Tuesday, December 31, 2013

A New Year. The same me.

While 2013 wasn't an easy year, it was good where it needed to be good.  Everyone is healthy, we are financially stable and Rich secured a job that was a big step up for him and one he really wanted.  This past year was probably one of the most difficult for me professionally speaking and unfortunately, difficulties and frustrations at work often times bleed into my home life.  There are times when it's impossible for me to separate my emotions, especially when I'm drained of energy and patience.  I need to keep on keeping on and hang tough for a bit longer though.  Change has already begun and I expect it to continue in the right direction.      

My beautiful girls continue to grow and learn and I'm so very blessed to have them here with me.  They drive me to edge of insanity at times but they're a constant reminder of how precious life can be.  I'm constantly amazed by their creativity, growing maturity and lingering innocence.  This week, they discovered High School Musical on the Disney channel.  Even Anna, who is usually anti-television, watched most of those movies.  (I was a little lenient during vacation week when it came to TV time.)

So what's in store for 2014?  The girls will turn 7 and start the 2nd grade.  We'll return to Disney for our 4th vacation there.  It looks like that will take place during low season, which also happens to be burning-hot-like-the-face-of-the-sun season.  Rich and I have plans for an adults-only tropical destination get-away as we celebrate 10 years of marriage this year.  (10 years!

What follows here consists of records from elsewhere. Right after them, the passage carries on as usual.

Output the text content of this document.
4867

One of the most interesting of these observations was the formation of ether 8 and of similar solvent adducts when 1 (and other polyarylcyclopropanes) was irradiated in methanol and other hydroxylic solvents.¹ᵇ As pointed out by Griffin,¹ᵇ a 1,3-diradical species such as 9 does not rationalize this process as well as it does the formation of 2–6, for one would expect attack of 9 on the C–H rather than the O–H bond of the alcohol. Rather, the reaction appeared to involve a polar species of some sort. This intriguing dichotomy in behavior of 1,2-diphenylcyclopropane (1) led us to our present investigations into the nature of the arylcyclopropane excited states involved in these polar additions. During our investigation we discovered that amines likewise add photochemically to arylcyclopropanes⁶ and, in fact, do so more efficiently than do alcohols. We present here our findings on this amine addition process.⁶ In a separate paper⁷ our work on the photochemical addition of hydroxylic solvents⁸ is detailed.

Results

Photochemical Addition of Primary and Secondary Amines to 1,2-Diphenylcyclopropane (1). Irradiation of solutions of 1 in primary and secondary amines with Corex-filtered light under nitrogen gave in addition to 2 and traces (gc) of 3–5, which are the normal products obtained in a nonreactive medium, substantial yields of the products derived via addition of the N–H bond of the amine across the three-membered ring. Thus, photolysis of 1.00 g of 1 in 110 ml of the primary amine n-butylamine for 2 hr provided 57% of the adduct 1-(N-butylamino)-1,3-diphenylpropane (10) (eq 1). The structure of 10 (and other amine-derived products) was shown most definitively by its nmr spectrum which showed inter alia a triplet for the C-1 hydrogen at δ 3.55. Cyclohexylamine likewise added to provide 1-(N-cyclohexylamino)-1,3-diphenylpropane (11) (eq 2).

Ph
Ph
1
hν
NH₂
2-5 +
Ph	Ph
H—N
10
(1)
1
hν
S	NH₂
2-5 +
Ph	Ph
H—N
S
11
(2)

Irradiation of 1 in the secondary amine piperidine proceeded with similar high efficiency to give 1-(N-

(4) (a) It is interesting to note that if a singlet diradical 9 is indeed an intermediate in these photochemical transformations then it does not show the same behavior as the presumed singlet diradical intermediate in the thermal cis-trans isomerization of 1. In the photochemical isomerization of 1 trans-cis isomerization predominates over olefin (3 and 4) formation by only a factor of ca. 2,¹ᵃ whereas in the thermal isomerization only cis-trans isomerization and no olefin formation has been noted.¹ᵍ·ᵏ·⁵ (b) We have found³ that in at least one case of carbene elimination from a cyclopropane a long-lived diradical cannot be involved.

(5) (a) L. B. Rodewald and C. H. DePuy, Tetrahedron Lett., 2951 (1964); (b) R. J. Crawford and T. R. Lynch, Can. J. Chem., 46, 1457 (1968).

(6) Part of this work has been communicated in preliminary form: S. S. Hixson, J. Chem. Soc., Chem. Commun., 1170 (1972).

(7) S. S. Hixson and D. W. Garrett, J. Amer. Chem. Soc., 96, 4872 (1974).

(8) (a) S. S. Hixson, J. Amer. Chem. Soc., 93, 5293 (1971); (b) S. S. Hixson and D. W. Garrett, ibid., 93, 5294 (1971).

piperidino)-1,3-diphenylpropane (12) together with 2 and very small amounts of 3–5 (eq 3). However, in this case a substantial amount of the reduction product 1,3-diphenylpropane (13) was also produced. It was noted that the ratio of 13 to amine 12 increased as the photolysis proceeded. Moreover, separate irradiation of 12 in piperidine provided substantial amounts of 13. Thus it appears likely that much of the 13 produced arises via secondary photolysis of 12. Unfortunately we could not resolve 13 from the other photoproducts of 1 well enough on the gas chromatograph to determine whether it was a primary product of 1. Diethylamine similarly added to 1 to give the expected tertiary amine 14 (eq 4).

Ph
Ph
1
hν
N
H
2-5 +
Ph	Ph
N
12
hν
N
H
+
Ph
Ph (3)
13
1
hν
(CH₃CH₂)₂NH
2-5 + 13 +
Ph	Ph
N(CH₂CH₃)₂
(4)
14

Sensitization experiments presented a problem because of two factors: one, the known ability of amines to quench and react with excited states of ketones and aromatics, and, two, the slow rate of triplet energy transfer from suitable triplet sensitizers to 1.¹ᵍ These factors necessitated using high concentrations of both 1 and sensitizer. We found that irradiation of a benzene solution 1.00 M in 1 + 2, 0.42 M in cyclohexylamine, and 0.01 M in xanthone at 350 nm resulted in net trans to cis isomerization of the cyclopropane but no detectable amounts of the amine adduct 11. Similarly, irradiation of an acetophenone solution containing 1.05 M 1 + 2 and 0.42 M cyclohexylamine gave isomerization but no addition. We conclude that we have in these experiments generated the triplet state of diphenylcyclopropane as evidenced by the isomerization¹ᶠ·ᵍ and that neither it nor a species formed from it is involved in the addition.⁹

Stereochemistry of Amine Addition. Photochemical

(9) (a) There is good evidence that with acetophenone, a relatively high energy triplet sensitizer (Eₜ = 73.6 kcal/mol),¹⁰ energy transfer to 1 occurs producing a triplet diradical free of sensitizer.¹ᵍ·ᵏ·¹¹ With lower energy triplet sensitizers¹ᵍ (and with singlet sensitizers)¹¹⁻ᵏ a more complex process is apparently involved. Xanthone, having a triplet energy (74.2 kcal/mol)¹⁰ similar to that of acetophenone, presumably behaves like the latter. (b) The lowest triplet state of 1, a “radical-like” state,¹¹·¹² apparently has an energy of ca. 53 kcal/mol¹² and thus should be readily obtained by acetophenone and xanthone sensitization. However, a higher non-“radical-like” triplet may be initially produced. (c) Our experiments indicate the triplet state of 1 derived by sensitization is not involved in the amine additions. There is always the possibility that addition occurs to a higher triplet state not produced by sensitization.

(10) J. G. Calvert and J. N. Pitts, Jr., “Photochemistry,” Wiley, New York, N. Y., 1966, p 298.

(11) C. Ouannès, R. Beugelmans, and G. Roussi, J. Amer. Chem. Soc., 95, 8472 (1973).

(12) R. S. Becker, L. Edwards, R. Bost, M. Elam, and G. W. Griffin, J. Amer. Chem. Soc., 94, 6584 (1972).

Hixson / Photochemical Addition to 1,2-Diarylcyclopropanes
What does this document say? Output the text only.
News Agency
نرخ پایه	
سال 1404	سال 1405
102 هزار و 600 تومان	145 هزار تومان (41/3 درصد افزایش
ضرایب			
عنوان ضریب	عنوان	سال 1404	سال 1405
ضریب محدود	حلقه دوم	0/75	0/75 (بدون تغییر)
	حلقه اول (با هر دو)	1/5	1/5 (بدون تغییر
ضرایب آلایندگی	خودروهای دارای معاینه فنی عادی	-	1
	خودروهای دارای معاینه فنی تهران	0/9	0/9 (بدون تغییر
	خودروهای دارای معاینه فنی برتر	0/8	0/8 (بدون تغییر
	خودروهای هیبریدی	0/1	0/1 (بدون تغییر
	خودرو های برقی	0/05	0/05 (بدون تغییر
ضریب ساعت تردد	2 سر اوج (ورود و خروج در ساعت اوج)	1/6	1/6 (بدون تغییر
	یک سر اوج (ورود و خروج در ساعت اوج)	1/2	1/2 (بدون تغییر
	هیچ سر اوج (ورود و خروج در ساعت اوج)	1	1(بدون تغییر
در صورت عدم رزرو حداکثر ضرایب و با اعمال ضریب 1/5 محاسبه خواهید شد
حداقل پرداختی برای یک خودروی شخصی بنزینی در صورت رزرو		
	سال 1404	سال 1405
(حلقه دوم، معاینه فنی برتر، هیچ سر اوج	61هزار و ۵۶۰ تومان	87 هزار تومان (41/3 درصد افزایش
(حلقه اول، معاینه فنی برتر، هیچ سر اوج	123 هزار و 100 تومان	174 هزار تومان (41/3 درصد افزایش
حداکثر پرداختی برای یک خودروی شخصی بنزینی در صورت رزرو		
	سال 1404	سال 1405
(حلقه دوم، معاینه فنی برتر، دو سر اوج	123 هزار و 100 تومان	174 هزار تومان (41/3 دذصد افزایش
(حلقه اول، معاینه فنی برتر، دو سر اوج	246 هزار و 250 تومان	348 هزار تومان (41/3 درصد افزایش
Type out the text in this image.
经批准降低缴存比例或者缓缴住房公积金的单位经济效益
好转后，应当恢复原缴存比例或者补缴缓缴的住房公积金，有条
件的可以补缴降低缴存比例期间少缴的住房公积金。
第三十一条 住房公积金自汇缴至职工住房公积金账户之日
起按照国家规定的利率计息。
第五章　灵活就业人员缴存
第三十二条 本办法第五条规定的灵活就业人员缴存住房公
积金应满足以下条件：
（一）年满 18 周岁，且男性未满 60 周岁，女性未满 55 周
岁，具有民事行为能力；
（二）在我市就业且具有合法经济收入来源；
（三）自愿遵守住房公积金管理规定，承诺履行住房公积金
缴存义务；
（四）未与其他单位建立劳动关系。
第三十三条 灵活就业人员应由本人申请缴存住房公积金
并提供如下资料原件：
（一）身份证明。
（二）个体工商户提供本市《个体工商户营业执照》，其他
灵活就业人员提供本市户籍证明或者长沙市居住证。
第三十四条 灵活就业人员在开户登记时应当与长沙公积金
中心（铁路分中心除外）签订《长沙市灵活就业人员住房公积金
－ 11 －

How did that happen?)  I would also like to go back to NH over the summer for what has become an annual vacation.

I normally don't make resolutions but sometimes I do have goals.  I actually always have goals (and big plans) floating around in my head, not just with the start of the new year.  I would like to run more and faster.  I would like to eat better and sleep more.  I would like to organize and clean my entire house and stay on top of it so it doesn't ever have to be done again. (Don't we all dream of this?)  I'm not sure if I'll be able to accomplish any of this in 2014.  There'll be a lot of status quo this coming year and that's okay.  That's life.  I just need the important parts of it to stay good.

Happy New Year! to all of you.  I want to send out a special message to my dear friend, Kelly.  Kelly and I have been friends since junior high and this past year was a really rough one for her.  Kelly, I hope all your dreams come true in 2014 and that this is your year.  Love you, sister.  (Love you too, Kristin.)